Jesse recognizes the spot--it's where they first cooked. I wonder if that brings back any happier memories.  Hank calls for Walter to show himself.  And he does!  A huge moment.  Ultimately, it's because Hank and Jesse ended up to be more ruthless than Walt that they won.  Walt surrenders, but won't talk, except to call Jesse a coward.  Hank's just doing his job, but Walt never thought Jesse would sink so low.  Jesse spits on him and they have a little scuffle before Walt is put in the back of Hank's truck.

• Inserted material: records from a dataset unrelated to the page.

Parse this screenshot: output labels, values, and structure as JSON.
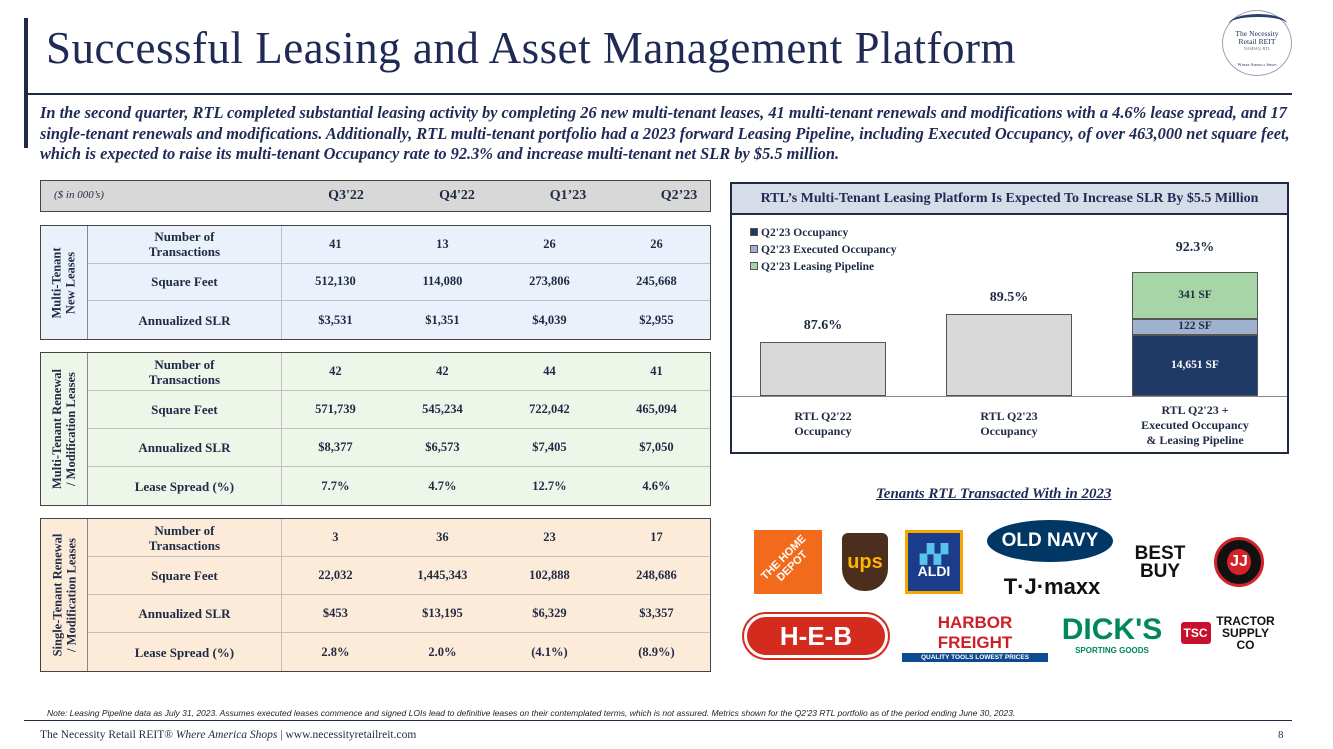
{
  "header": {
    "title": "Successful Leasing and Asset Management Platform",
    "logo": {
      "line1": "The Necessity",
      "line2": "Retail REIT",
      "line3": "NASDAQ: RTL",
      "tagline": "Where America Shops"
    },
    "intro": "In the second quarter, RTL completed substantial leasing activity by completing 26 new multi-tenant leases, 41 multi-tenant renewals and modifications with a 4.6% lease spread, and 17 single-tenant renewals and modifications. Additionally, RTL multi-tenant portfolio had a 2023 forward Leasing Pipeline, including Executed Occupancy, of over 463,000 net square feet, which is expected to raise its multi-tenant Occupancy rate to 92.3% and increase multi-tenant net SLR by $5.5 million."
  },
  "table": {
    "unit": "($ in 000’s)",
    "quarters": [
      "Q3'22",
      "Q4'22",
      "Q1’23",
      "Q2’23"
    ],
    "blocks": [
      {
        "side": [
          "Multi-Tenant",
          "New Leases"
        ],
        "rows": [
          {
            "label": [
              "Number of",
              "Transactions"
            ],
            "values": [
              "41",
              "13",
              "26",
              "26"
            ]
          },
          {
            "label": [
              "Square Feet"
            ],
            "values": [
              "512,130",
              "114,080",
              "273,806",
              "245,668"
            ]
          },
          {
            "label": [
              "Annualized SLR"
            ],
            "values": [
              "$3,531",
              "$1,351",
              "$4,039",
              "$2,955"
            ]
          }
        ]
      },
      {
        "side": [
          "Multi-Tenant Renewal",
          "/ Modification Leases"
        ],
        "rows": [
          {
            "label": [
              "Number of",
              "Transactions"
            ],
            "values": [
              "42",
              "42",
              "44",
              "41"
            ]
          },
          {
            "label": [
              "Square Feet"
            ],
            "values": [
              "571,739",
              "545,234",
              "722,042",
              "465,094"
            ]
          },
          {
            "label": [
              "Annualized SLR"
            ],
            "values": [
              "$8,377",
              "$6,573",
              "$7,405",
              "$7,050"
            ]
          },
          {
            "label": [
              "Lease Spread (%)"
            ],
            "values": [
              "7.7%",
              "4.7%",
              "12.7%",
              "4.6%"
            ]
          }
        ]
      },
      {
        "side": [
          "Single-Tenant Renewal",
          "/ Modification Leases"
        ],
        "rows": [
          {
            "label": [
              "Number of",
              "Transactions"
            ],
            "values": [
              "3",
              "36",
              "23",
              "17"
            ]
          },
          {
            "label": [
              "Square Feet"
            ],
            "values": [
              "22,032",
              "1,445,343",
              "102,888",
              "248,686"
            ]
          },
          {
            "label": [
              "Annualized SLR"
            ],
            "values": [
              "$453",
              "$13,195",
              "$6,329",
              "$3,357"
            ]
          },
          {
            "label": [
              "Lease Spread (%)"
            ],
            "values": [
              "2.8%",
              "2.0%",
              "(4.1%)",
              "(8.9%)"
            ]
          }
        ]
      }
    ]
  },
  "chart_data": {
    "type": "bar",
    "title": "RTL’s Multi-Tenant Leasing Platform Is Expected To Increase SLR By $5.5 Million",
    "legend": [
      "Q2'23 Occupancy",
      "Q2'23 Executed Occupancy",
      "Q2'23 Leasing Pipeline"
    ],
    "categories": [
      [
        "RTL Q2'22",
        "Occupancy"
      ],
      [
        "RTL Q2'23",
        "Occupancy"
      ],
      [
        "RTL Q2'23 +",
        "Executed Occupancy",
        "& Leasing Pipeline"
      ]
    ],
    "values": [
      87.6,
      89.5,
      92.3
    ],
    "value_labels": [
      "87.6%",
      "89.5%",
      "92.3%"
    ],
    "stacked_segments": [
      {
        "name": "Q2'23 Occupancy",
        "label": "14,651 SF",
        "value": 14651,
        "color": "#1f3a66"
      },
      {
        "name": "Q2'23 Executed Occupancy",
        "label": "122 SF",
        "value": 122,
        "color": "#9fb3d1"
      },
      {
        "name": "Q2'23 Leasing Pipeline",
        "label": "341 SF",
        "value": 341,
        "color": "#a8d5a8"
      }
    ],
    "ylim": [
      84,
      93
    ]
  },
  "tenants": {
    "heading": "Tenants RTL Transacted With in 2023",
    "logos": [
      "THE HOME DEPOT",
      "ups",
      "ALDI",
      "OLD NAVY",
      "T·J·maxx",
      "BEST BUY",
      "JJ",
      "H-E-B",
      "HARBOR FREIGHT",
      "QUALITY TOOLS  LOWEST PRICES",
      "DICK'S",
      "SPORTING GOODS",
      "TSC",
      "TRACTOR SUPPLY CO"
    ]
  },
  "note": "Note: Leasing Pipeline data as July 31, 2023. Assumes executed leases commence and signed LOIs lead to definitive leases on their contemplated terms, which is not assured. Metrics shown for the Q2'23 RTL portfolio as of the period ending June 30, 2023.",
  "footer": {
    "company": "The Necessity Retail REIT®",
    "tagline": "Where America Shops",
    "separator": "|",
    "url": "www.necessityretailreit.com",
    "page": "8"
  },
  "colors": {
    "navy": "#1f2a55",
    "blue_block": "#eaf1fa",
    "green_block": "#eef5e9",
    "orange_block": "#fdebd9"
  }
}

Gomie congratulates Hank--all this stuff that would get anyone fired has been worth it, they got their man.  Hank does a victory lap and calls Marie, telling her it's all over.  Her Purpleness is practically in tears. (Wonder if she'll call her sister?) All the while we're wating for the other shoe to drop--perhaps a head shot, which so often happens in the movies after a cop says it's all over.

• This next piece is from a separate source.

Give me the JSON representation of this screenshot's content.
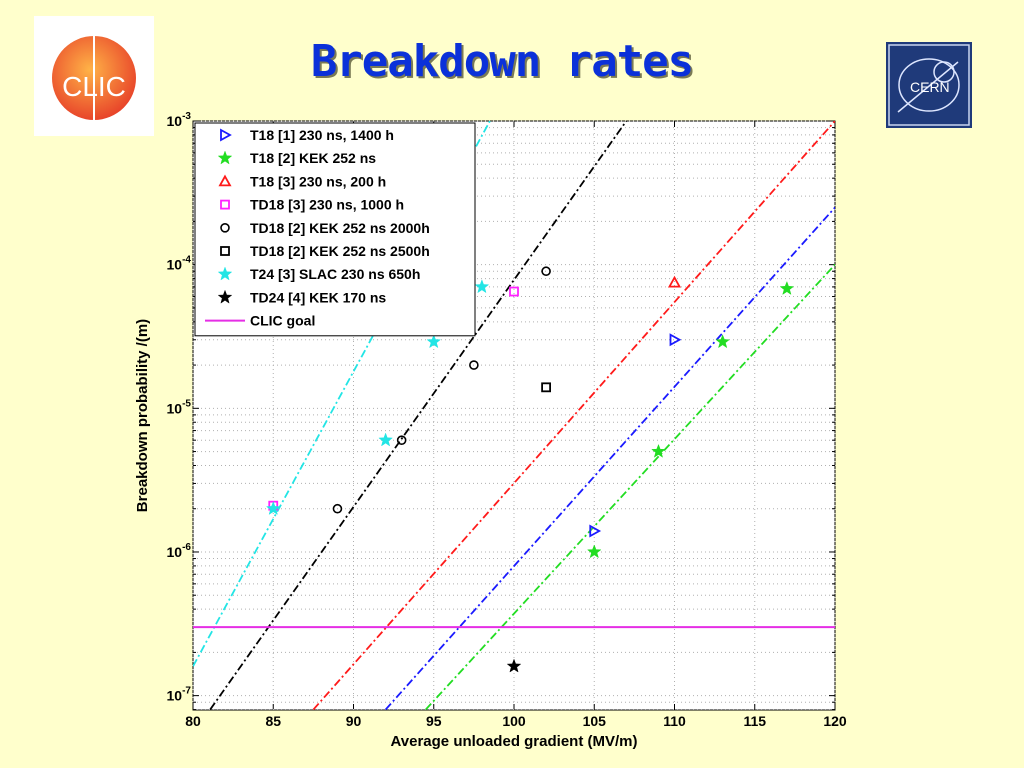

Sure enough, two trucks' worth of white supremacists pull up.  Walt knows who it is, but Hank and Gomie are confused--tribal police, looky-loos? So it's a stand-off in the desert, which Hank has had before, but he wasn't outnumbered like this.  Walt tries to warn Hank, and also tries to call it off, but no one's paying attention.  Jesse's in Walt's car, watching as well, not sure what's going on. (He knows Mr. White always gets out of tough spots. Is it happening again?)

The gang won't drop their weapons, of course, and the shooting starts.  They've got pretty bad aim, seems to me, since Hank and Gomie are sitting ducks, yet manage to run behind the truck. Then they shoot at the truck--hey, the goose who lays the golden eggs is inside.

And with the bullets flying, the episode ends.  Very memorable, but I'm miffed that we didn't see the results yet.  I predicted Gomie wasn't long for the world, but I think it'd be cool if Hank died with three hours left.  Hey, someone's gotta start dying.  Anyway, if any of the three get free, the hiding spot is finished.

However, it seems possible Hank might survive a little longer to make a better ending.  Perhaps the gang will realize they've got a great hostage, along with Jesse--now Walt has to do what they say.  The other question is will they realize this is the hiding spot of hundreds of millions of dollars. If they do, they might as well kill everyone.

Except we know Walt won't be killed.  He'll get away, perhaps hide for a while (with help from one of Sauls' contacts?),  return in disguise, get a huge gune, go back to his bombed out place with Heisenberg graffiti on it (now who did it?--Marie?) and retrieve the ricin.  He's gunning for someone.  Is it Todd and his family?  Is Lydia involved?  Will he be fighting Jesse and/or Hank, or trying to save them?